Unacknowledged Bodily Autonomy in the Reproductive Rights Debate

(The following was my response to a comment on Facebook about how people calling themselves pro-life view abortion as murder, the same as if a woman shot and killed her husband. I disagree with that analogy on many levels. I owe some hat-tips to a few people for some of the ideas expressed here. I’ll try to update if I can find those posts.)
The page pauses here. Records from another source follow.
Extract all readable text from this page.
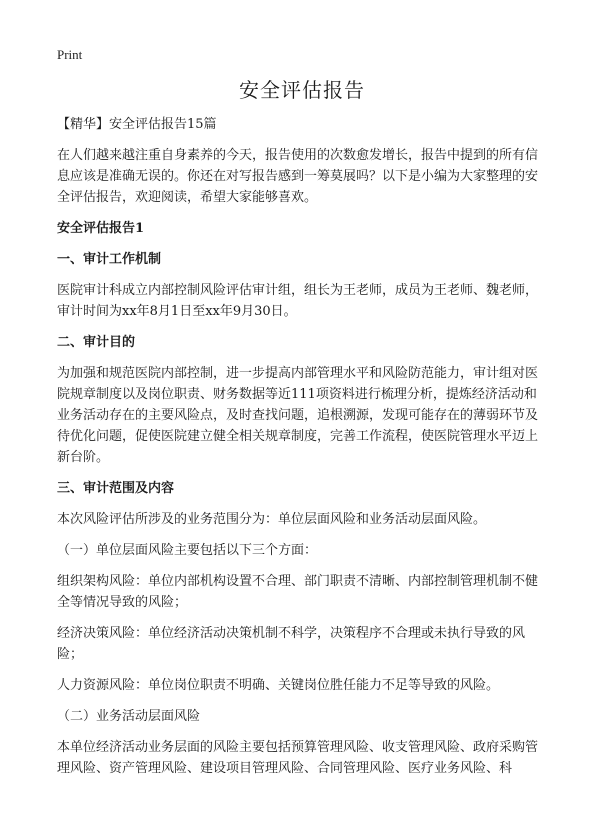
Print
安全评估报告

【精华】安全评估报告15篇

在人们越来越注重自身素养的今天，报告使用的次数愈发增长，报告中提到的所有信息应该是准确无误的。你还在对写报告感到一筹莫展吗？以下是小编为大家整理的安全评估报告，欢迎阅读，希望大家能够喜欢。

安全评估报告1

一、审计工作机制

医院审计科成立内部控制风险评估审计组，组长为王老师，成员为王老师、魏老师，审计时间为xx年8月1日至xx年9月30日。

二、审计目的

为加强和规范医院内部控制，进一步提高内部管理水平和风险防范能力，审计组对医院规章制度以及岗位职责、财务数据等近111项资料进行梳理分析，提炼经济活动和业务活动存在的主要风险点，及时查找问题，追根溯源，发现可能存在的薄弱环节及待优化问题，促使医院建立健全相关规章制度，完善工作流程，使医院管理水平迈上新台阶。

三、审计范围及内容

本次风险评估所涉及的业务范围分为：单位层面风险和业务活动层面风险。

（一）单位层面风险主要包括以下三个方面：

组织架构风险：单位内部机构设置不合理、部门职责不清晰、内部控制管理机制不健全等情况导致的风险；

经济决策风险：单位经济活动决策机制不科学，决策程序不合理或未执行导致的风险；

人力资源风险：单位岗位职责不明确、关键岗位胜任能力不足等导致的风险。

（二）业务活动层面风险

本单位经济活动业务层面的风险主要包括预算管理风险、收支管理风险、政府采购管理风险、资产管理风险、建设项目管理风险、合同管理风险、医疗业务风险、科
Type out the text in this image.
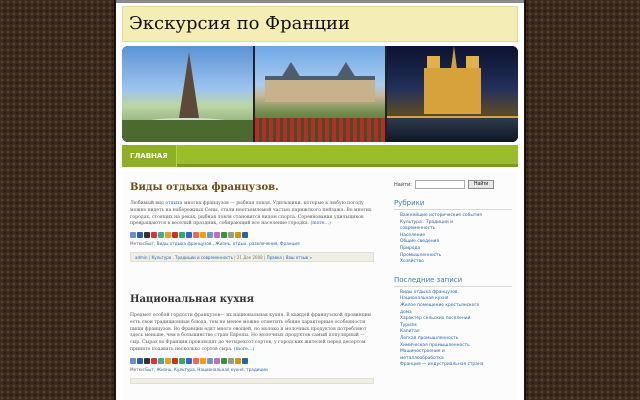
Экскурсия по Франции
ГЛАВНАЯ
Виды отдыха французов.
Любимый вид отдыха многих французов — рыбная ловля. Удильщики, которые в любую погоду можно видеть на набережных Сены, стали неотъемлемой частью парижского пейзажа. Во многих городах, стоящих на реках, рыбная ловля становится видом спорта. Соревнования удильщиков превращаются в веселый праздник, собирающий все население городка. (more…)
Метки:Быт, Виды отдыха французов., Жизнь, отдых, развлечения, Франция
admin | Культура . Традиции и современность | 21 Дек 2008 | Правка | Ваш отзыв »
Национальная кухня
Предмет особой гордости французов— их национальная кухня. В каждой французской провинции есть свои традиционные блюда, тем не менее можно отметить общие характерные особенности пищи французов. Во Франции едят много овощей, но молоко и молочных продуктов потребляют здесь меньше, чем в большинстве стран Европы. Но молочных продуктов самый популярный — сыр. Сырах во Франции производят до четырехсот сортов, у городских жителей перед десертом принято подавать несколько сортов сыра. (more…)
Метки:Быт, Жизнь, Культура, Национальная кухня, традиции
Найти:	Найти
Рубрики
Важнейшие исторические события
Культура . Традиции и
современность
Население
Общие сведения
Природа
Промышленность
Хозяйство
Последние записи
Виды отдыха французов.
Национальная кухня
Жилое помещение крестьянского
дома
Характер сельских поселений
Туризм
Капитал
Легкая промышленность
Химическая промышленность
Машиностроение и
металлообработка
Франция — индустриальная страна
Except that, in your hypothetical, it’s probably safe to assume that the woman’s husband was not physically occupying space inside her abdomen (no sex jokes, please). I understand that people think abortion is murder–I think they’re wrong, and I don’t think that simply calling it murder ends the conversation. The problem with calling it murder in a way that makes it equivalent to killing a separate, autonomous human being for whatever reason is this: if you are experiencing kidney failure, and I am the only known person on earth who is a match to you, no one can legally force me to give you one of my kidneys, whatever the medical consequences for you or the social consequences for me. The same goes for a blood transfusion or any other use of any part of my body. If I am brain-dead, but my kidney is viable for organ donation, no one can take my kidney unless I consented to be an organ donor. In short, I have complete and utter legal authority and control over how to use my body, even if it means that someone else dies. The alternative is that I could be forcibly anesthetized for kidney removal, resulting in a possible lifetime of medical complications against my will. From a legal standpoint, it doesn’t matter why I refuse to consent to organ donation. Calling abortion murder as though it is merely a decision to end the life of another person (and I disagree that an embryo or fetus is a person in that sense, but that’s a slightly different topic) ignores completely the fact that said embryo or fetus is occupying space inside another person’s body. No one can be compelled to donate a kidney, and no one can be compelled to give up their body for an embryo or fetus. Otherwise, a corpse has more bodily autonomy than a living pregnant person.

Now, at this point, the conversation usually (not always) turns to the circumstances of the pregnancy–i.e. the woman (or transgender man, or genderfluid person, and so forth) had sex, knowing that pregnancy is a possible result, etc. etc. The problem there is that you don’t know, unless you investigate the circumstances of the pregnancy, whether it was the result of willful sexual conduct or not, and even if it were not the result of voluntary behavior (e.g. rape), so what? You already said that you believe a fetus is a person with the right to life and so forth, so it shouldn’t make a difference how the pregnancy occurred. It’s just that telling a rape victim that they have to endure the multitude of difficulties presented by pregnancy seems morally abhorrent to many people. That shouldn’t matter if you truly believe what you originally said–so we come back to the beginning, and still have to contend with the fact that the pregnant person has bodily autonomy that still has not been recognized.

There are other arguments too, such as a right of self-defense if a pregnancy threatens someone’s health, but it still comes down to the right to bodily autonomy. Whatever you believe about an embryo’s or fetus’ rights, a separate, living, breathing human being–who was viewed as such up until the moment their pregnancy was discovered–is sitting right there, being ignored.